Darin enthalten sind Empfehlungen an verschiedene Adressaten, etwa eine stärkere rechtliche Regulierung von Social-Media-Plattformen und Suchmaschinen durch die Politik oder der Aufbau einer redaktionell unabhängigen Wissenschaftskommunikations- und Informationsplattform, die zum Teil kontrovers diskutiert wurden.

Bedeutungsverlust klassischer Intermediäre

Massenmedien, die mit ihren Redaktionen als Intermediäre und Qualitätsprüfer fungieren, haben ihre frühere Vormachtstellung verloren, während Social-Media-Plattformen wie etwa Facebook, Twitter und YouTube oder auch wissenschaftsspezifische wie ResearchGate eine große Bedeutung gewonnen haben. Da Social Media die direkte Kommunikation – potentiell – aller Gesellschaftsmitglieder ermöglicht, kann heute im Prinzip jede Person mit geringem Aufwand ohne redaktionelle Filter die Rolle des Kommunikators in der öffentlichen Kommunikation übernehmen.

Innerhalb der Wissenschaft werden Social Media-Plattformen je nach Disziplin und Funktion sehr unterschiedlich für die Erweiterung und Beschleunigung der Kommunikation eingesetzt. Für die externe Wissenschaftskommunikation (mit anderen gesellschaftlichen Bereichen, darunter Politik, Wirtschaft und Medien) gibt es durch Social Media heutzutage direktere Kanäle, die es über die Information hinaus ermöglichen, Feedback oder Rückfragen direkt zu erhalten. So können zum Teil Öffentlichkeiten erreicht werden, die bislang nur schwierig anzusprechen waren, und auch direkt an der Wissenschaft mitwirken.
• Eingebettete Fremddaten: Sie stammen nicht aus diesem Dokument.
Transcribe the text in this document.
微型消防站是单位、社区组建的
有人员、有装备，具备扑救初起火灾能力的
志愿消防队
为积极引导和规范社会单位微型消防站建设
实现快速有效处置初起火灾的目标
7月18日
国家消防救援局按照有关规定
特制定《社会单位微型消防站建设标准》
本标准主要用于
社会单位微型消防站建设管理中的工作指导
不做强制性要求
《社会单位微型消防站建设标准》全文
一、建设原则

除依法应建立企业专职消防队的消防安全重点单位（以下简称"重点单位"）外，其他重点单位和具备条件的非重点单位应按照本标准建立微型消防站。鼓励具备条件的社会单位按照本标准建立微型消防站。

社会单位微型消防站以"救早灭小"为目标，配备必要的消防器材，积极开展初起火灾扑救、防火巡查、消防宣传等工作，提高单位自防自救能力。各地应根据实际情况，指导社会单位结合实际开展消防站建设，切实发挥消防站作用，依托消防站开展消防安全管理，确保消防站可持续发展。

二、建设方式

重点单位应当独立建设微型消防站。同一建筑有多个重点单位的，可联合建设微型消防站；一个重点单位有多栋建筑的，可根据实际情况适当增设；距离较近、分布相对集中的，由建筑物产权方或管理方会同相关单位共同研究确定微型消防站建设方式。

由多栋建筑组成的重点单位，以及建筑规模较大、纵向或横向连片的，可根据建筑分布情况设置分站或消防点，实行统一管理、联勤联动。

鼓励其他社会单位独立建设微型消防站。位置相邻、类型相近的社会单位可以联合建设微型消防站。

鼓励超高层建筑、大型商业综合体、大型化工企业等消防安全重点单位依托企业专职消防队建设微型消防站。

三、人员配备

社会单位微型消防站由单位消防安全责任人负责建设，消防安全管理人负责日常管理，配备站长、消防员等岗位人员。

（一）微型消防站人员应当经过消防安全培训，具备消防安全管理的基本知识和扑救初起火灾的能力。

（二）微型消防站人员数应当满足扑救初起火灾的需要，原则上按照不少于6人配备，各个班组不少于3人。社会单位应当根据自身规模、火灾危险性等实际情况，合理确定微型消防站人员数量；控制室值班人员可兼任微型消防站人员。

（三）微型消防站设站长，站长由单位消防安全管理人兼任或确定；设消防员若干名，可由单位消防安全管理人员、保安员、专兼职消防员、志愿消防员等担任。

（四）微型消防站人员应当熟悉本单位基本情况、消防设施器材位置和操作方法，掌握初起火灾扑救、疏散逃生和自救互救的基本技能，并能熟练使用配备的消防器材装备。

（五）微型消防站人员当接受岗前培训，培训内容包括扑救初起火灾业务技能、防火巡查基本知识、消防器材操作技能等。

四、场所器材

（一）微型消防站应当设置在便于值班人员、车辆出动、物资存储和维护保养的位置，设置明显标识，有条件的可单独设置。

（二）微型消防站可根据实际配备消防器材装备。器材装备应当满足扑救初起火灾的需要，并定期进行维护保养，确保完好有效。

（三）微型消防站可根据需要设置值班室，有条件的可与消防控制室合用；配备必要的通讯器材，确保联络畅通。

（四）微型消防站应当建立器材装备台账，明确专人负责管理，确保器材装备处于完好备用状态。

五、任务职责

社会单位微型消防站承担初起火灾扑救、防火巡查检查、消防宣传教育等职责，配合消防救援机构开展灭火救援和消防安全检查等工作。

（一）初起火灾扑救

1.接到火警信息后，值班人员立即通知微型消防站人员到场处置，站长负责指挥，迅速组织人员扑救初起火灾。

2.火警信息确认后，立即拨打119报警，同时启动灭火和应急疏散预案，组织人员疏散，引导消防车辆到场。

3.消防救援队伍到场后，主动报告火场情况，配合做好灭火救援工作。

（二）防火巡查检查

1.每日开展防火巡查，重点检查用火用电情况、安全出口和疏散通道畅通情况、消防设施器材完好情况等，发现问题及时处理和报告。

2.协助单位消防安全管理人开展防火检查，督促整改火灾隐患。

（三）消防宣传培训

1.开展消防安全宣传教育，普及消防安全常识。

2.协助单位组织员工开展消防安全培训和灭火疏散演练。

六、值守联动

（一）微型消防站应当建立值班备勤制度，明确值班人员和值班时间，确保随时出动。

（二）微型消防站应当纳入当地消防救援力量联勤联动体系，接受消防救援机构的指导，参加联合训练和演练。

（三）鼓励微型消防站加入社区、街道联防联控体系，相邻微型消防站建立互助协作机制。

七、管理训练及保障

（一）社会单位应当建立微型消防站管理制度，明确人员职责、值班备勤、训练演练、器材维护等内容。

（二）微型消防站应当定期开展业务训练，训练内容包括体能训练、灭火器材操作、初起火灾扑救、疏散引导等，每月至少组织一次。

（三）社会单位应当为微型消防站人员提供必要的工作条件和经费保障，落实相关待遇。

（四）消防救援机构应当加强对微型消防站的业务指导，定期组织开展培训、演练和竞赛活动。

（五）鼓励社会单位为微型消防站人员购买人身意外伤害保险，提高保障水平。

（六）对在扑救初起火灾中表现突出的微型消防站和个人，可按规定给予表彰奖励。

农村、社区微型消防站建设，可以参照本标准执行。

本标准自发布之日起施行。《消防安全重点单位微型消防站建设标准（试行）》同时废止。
Allerdings – wird in der Analyse konstatiert – sei der zunächst von der Nutzung von Social Media erhoffte Effekt einer umfassenden Demokratisierung der Gesellschaft und auch einer engeren Beziehung zwischen Wissenschaft und Bevölkerung mittlerweile einer gewissen Ernüchterung gewichen, etwa aufgrund von Hasskommentaren und Falschinformationen. Für Laien ist es zudem schwierig, „Pseudoscience“ zu erkennen, die sich nun aufgrund der nicht mehr so dominanten Stellung von journalistischen Qualitätsgatekeepern in den sozialen Medien leichter ausbreiten könne. Gleichzeitig verschwimmen die Grenzen zwischen Fach- und Publikumsöffentlichkeit und es ist nicht immer direkt erkennbar, wer aus welcher Rolle heraus kommuniziert.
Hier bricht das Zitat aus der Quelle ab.